QUEEN CITY SHEET METAL AND ROOFING, INC.  

OSHRC Docket No. 4322

Occupational Safety and Health Review Commission

November 6, 1975

  [*1]  

Before: BARNAKO, Chairman; MORAN and CLEARY, Commissioners

COUNSEL:

Robert A. Friel, Assoc. Regional Solicitor

John H. Ober, for the employer

OPINION:

DECISION

BY THE COMMISSION: A decision of Review Commission Judge Jerry W. Mitchell, dated May 29, 1975, is before this Commission for review pursuant to 29 U.S.C. §   661(i).

Having examined the record in its entirety, the Commission finds no prejudicial error therein.   Accordingly, we affirm the Judge's disposition of this case.  

DISSENTBY: CLEARY

DISSENT:

CLEARY, Commissioner, DISSENTING:

I respectfully dissent from the majority's decision.   The decision falls short of ruling upon the exceptions of the Secretary of Labor in the manner required by section 8(b) of the Administrative Procedure Act.   5 U.S.C. section 557(c).   The majority does not adopt the Administrative Law Judge's decision as its own.   It merely finds "no prejudicial error" in his decision.   It is unclear whether they find that there is no error whatsoever, or whether there is error but it is not prejudicial. If the latter is intended there is no indication as to why it is not prejudicial. Of course it is not necessary that the exceptions be separately or expressly ruled upon.   Key v. United    [*2]   States, 263 F. Supp. 544 (S.D. Ind. 1966). But the Secretary of Labor is entitled to know why his exceptions are overruled.   Also, a reviewing court may have no choice but to remand the case to us because it "must know what a decision means before the duty becomes [theirs] to say whether it is right or wrong." The B.F. Goodrich Co. v. O.S.H.R.C., No. 74-1836 (6th Cir., April 24, 1975), quoting United States v. Chicago, M., St.P. & P. R.R., 294 U.S. 499, 510-11 (1935) (Cardozo, J.).   See also, Brennan v. Butler Lime & Cement Co., No. 74-1963 (7th Cir., September 5, 1975) (slip op. at 9-10, 13).

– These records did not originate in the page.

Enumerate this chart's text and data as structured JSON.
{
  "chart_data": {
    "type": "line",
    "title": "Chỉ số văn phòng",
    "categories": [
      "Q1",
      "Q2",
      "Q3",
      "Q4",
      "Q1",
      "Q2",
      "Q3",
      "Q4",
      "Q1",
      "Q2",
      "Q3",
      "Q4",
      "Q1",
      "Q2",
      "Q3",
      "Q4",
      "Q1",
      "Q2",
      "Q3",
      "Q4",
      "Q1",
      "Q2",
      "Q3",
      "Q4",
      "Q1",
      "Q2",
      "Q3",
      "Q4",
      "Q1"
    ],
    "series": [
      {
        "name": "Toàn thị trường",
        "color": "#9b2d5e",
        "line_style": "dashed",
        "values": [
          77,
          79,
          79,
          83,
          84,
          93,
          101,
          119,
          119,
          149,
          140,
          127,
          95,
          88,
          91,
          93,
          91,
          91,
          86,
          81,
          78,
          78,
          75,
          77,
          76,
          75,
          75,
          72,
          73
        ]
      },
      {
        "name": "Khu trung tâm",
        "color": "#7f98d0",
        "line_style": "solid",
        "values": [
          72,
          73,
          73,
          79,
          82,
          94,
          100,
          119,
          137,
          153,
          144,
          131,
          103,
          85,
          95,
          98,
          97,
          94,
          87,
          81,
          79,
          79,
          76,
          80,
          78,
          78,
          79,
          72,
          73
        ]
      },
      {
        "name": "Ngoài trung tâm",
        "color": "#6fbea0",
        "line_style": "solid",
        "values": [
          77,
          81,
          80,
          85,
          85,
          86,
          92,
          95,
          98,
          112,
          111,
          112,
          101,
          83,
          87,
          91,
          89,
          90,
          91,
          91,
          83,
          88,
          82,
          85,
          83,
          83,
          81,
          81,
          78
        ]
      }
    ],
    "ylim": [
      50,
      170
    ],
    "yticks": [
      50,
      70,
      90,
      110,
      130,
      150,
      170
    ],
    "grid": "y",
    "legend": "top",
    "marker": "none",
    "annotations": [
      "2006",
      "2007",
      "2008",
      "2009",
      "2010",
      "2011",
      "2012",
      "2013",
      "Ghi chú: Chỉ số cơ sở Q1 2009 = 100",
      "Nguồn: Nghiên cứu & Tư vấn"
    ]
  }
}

The vacated citation alleged a violation of section 5(a)(2) of the Occupational Safety and Health Act of 1970, 29 U.S.C. §   651 et seq., for failure to comply with 29 CFR §   1910.212(a)(3)(ii) in that the respondent employer's mechanical punch presses lacked point-of-operation guards.   Judge Mitchell held that under 29 CFR §   1910.5(c)(1) the cited standard was inapplicable here because a more specific standard, 29 CFR §   1910.217, is applicable to mechanical punch presses (which the parties agree is a species of mechanical power press).   The Judge then relied on the [*3]   divided Commission decision in Stephens Equipment Co., No. 1060 (April 23, 1973) and held that respondent was excused from non-compliance with 29 CFR §   1910.217 by virtue of subsection 1910.217(a)(2).

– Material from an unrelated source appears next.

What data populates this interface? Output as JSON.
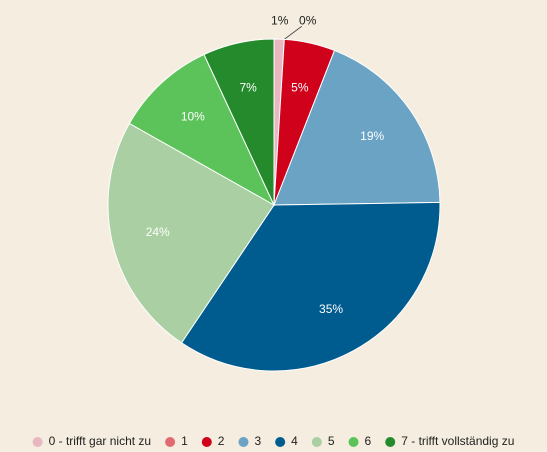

On review, the Secretary acquiesces in Stephens Equipment Co., supra, but in reliance on the Commission decision in Irvington-Moore, Div. of U.S. Natural Resources, Inc., No. 3116 (April 7, 1975), he urges that by virtue of 29 CFR §   1910.217(a)(2), section 1910.217 is inapplicable, and section 1910.212 therefore applies with full force.   This powerful argument was not discussed by the Judge, and is not mentioned by the majority.   This is plainly a failure to comply with the requirements of section 8(b) of the APA, as indicated above.

In my opinion, Stephens Equipment Co., supra, should be overruled.   My views on this matter are fully set forth in Trojan Steel Co., No. 2885 (July 18, 1975) (separate opinion of Commissioner Cleary).   True, the Secretary has acquiesced in Stephens Equipment, but this Commission is not bound by a party's erroneous view of the law.   Sigman Meat Co., No. 251 (May 6, 1974) (at note 2).   See generally, Leflar,   [*4]   Appellate Judicial Opinions 126-131 (1974).   The final resolution of this question is a matter of public interest that "must receive active and affirmative protection at the hands of the Commission." Brennan v. O.S.H.R.C. & John J. Gordon Co., 492 F.2d 1027, 1032 (2d Cir. 1974) (Friendly, J.), quoting Scenic Hudson Preservation Conf. v. F.P.C., 354 F.2d 608, 620 (2d Cir. 1965), cert. denied 384 U.S. 941 (1966). "When the record . . . reveals an erroneous application of the law, the Commission has the authority to correct that erroneous application in order to assure that the Commission decision is in all respects correct and proper . . . ." Stevens Equipment Co., supra (2 OSAHRC at 1505).